Einmal wurde ein über die Maassen übles Gerede über
mich in Umlauf gesetzt. In der Nacht hatte ich selbst
einen Traum, hörte die Beschuldigungen und sah mit
meinen Augen die Personen, welchen in erster Linie dieselben
vorgebracht wurden. Der Traum erschreckte mich,
jedoch es war ja nur ein Traum, und ich suchte meine
unwillkürliche Bangigkeit zu verscheuchen.

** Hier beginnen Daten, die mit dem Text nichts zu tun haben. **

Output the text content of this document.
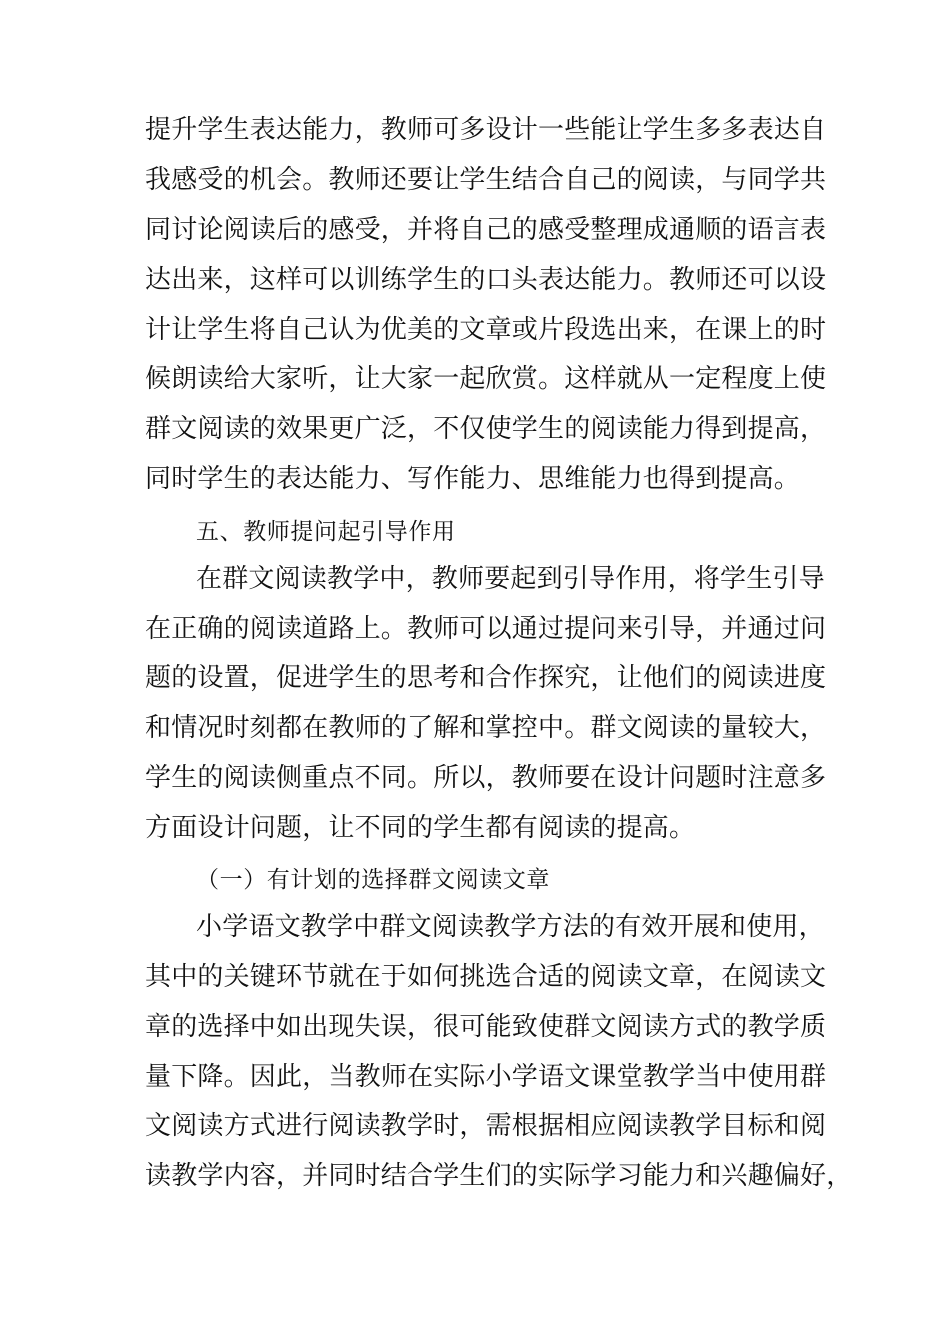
提升学生表达能力，教师可多设计一些能让学生多多表达自
我感受的机会。教师还要让学生结合自己的阅读，与同学共
同讨论阅读后的感受，并将自己的感受整理成通顺的语言表
达出来，这样可以训练学生的口头表达能力。教师还可以设
计让学生将自己认为优美的文章或片段选出来，在课上的时
候朗读给大家听，让大家一起欣赏。这样就从一定程度上使
群文阅读的效果更广泛，不仅使学生的阅读能力得到提高，
同时学生的表达能力、写作能力、思维能力也得到提高。
五、教师提问起引导作用
在群文阅读教学中，教师要起到引导作用，将学生引导
在正确的阅读道路上。教师可以通过提问来引导，并通过问
题的设置，促进学生的思考和合作探究，让他们的阅读进度
和情况时刻都在教师的了解和掌控中。群文阅读的量较大，
学生的阅读侧重点不同。所以，教师要在设计问题时注意多
方面设计问题，让不同的学生都有阅读的提高。
（一）有计划的选择群文阅读文章
小学语文教学中群文阅读教学方法的有效开展和使用，
其中的关键环节就在于如何挑选合适的阅读文章，在阅读文
章的选择中如出现失误，很可能致使群文阅读方式的教学质
量下降。因此，当教师在实际小学语文课堂教学当中使用群
文阅读方式进行阅读教学时，需根据相应阅读教学目标和阅
读教学内容，并同时结合学生们的实际学习能力和兴趣偏好，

Wie war mir
aber zu Muthe, als ich an dem Tage meine Mutter schluchzen
sah, als sie mich mit dem Rufe umarmte: „Mein armes, liebes
Kind!" Sie verkehrte mit Niemandem, hatte mit Niemandem
gesprochen, und durch meinen Traum wusste ich, wie ich
sie ausfragen sollte. Es stimmte alles überein. Sie ass
den ganzen Tag nichts und weinte unaufhörlich. Bald
besuchte ich eine junge Dame meines Alters und traf nur
ihre Mutter zu Hause. Ihr Gesicht war bei meinem Erseheinen
schmerzlich bewegt, und ich erhielt dadurch eine
neue Bestätigung des Vorgefallenen. Ich that noch mehr:
ich forschte darüber eine Bekannte von mir ganz unverholen
aus: „Hat N. N. das von mir gesagt?" Sie nickte beistimmend
. Ich legte ihr auseinander, was zu meiner Rechtfertigung
nothwendig war, worauf sie mir erwiederte: „Er
hat neulich bekannt, dass er nur eine Vermuthung ausgesprochen
habe, welche sich auf einen Umstand stützt, der
anerkanntermaassen noch als kein vollgültiger Beweis angeschen
werden darf." Meine Mutter selbst war beruhigter,
ich fragte sie von Neuem aus und erfuhr somit, dass sie
auch die weiteren mildernden Gespräche, welche über die
Angelegenheit geführt wurden, wie gewöhnlich, im Geiste,
ganz genau bis in die kleinsten Einzelnheiten gehört hatte.
In den eigentlichen Verhören, welche ich mit ihr vorzunehmen
pflegte, beobachtete sie immer die äusserste
Zurückhaltung; selbst wenn es sich um Warnungen handelte,
schien ihr das Plaudern ein Missbrauch.